In the second half of the eighteenth century, British surveyors came to North America and the West Indies in unprecedented numbers. Their images of coastlines, forts and frontiers helped win the French and Indian War and pictured a triumphant British Atlantic world. The American Revolution shattered this vision of peace, commerce and settlement. Once tasked to promote an expansive American empire, wartime mapmakers applied their knowledge to make war on American colonists. Max Edelson, professor of history at the University of Virginia, describes the importance of survey knowledge in maps from empire to independence.
About the Speaker
Max Edelson is a professor of history at the University of Virginia. His studies surround the history of British America and the Atlantic World, and his research examines space, place and culture in colonial North America and the Caribbean.
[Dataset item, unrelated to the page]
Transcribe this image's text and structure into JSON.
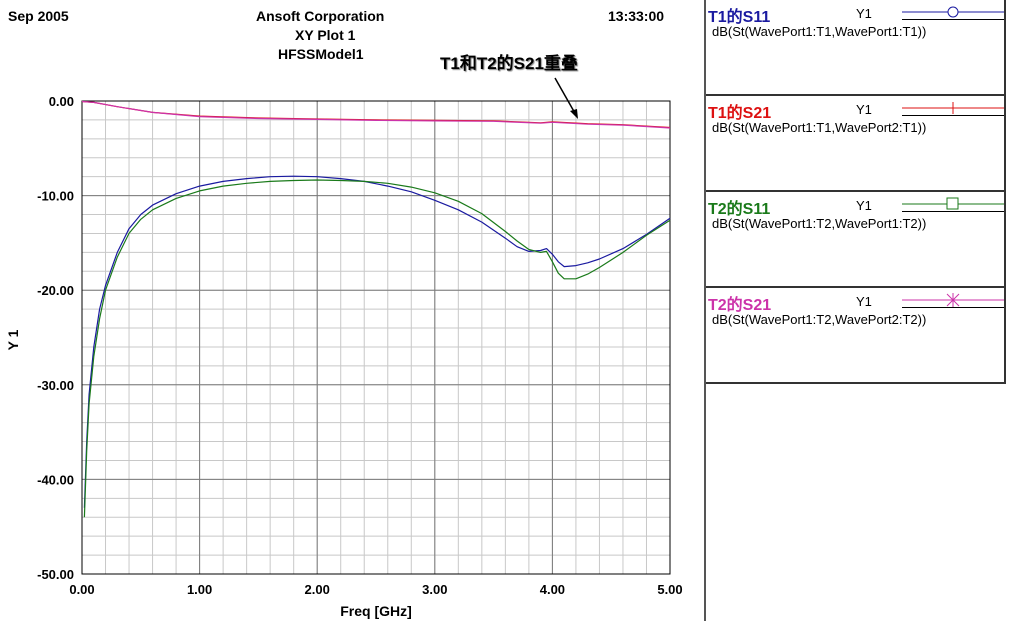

He is the author of two books, Plantation Enterprise in Colonial South Carolina (Harvard University Press, 2006) and The New Map of Empire: How Britain Imagined America Before Independence (Harvard University Press, 2017). He has also co-developed a dynamic visualization tool for historic map collections, MapScholar, with a Digital Implementation Grant in 2012. Professor Edelson also co-directs the University of Virginia’s Early American Seminar, an ongoing research seminar jointly sponsored by the Corcoran Department of History, the Jefferson Scholars Foundation and the International Center for Jefferson Studies at Monticello.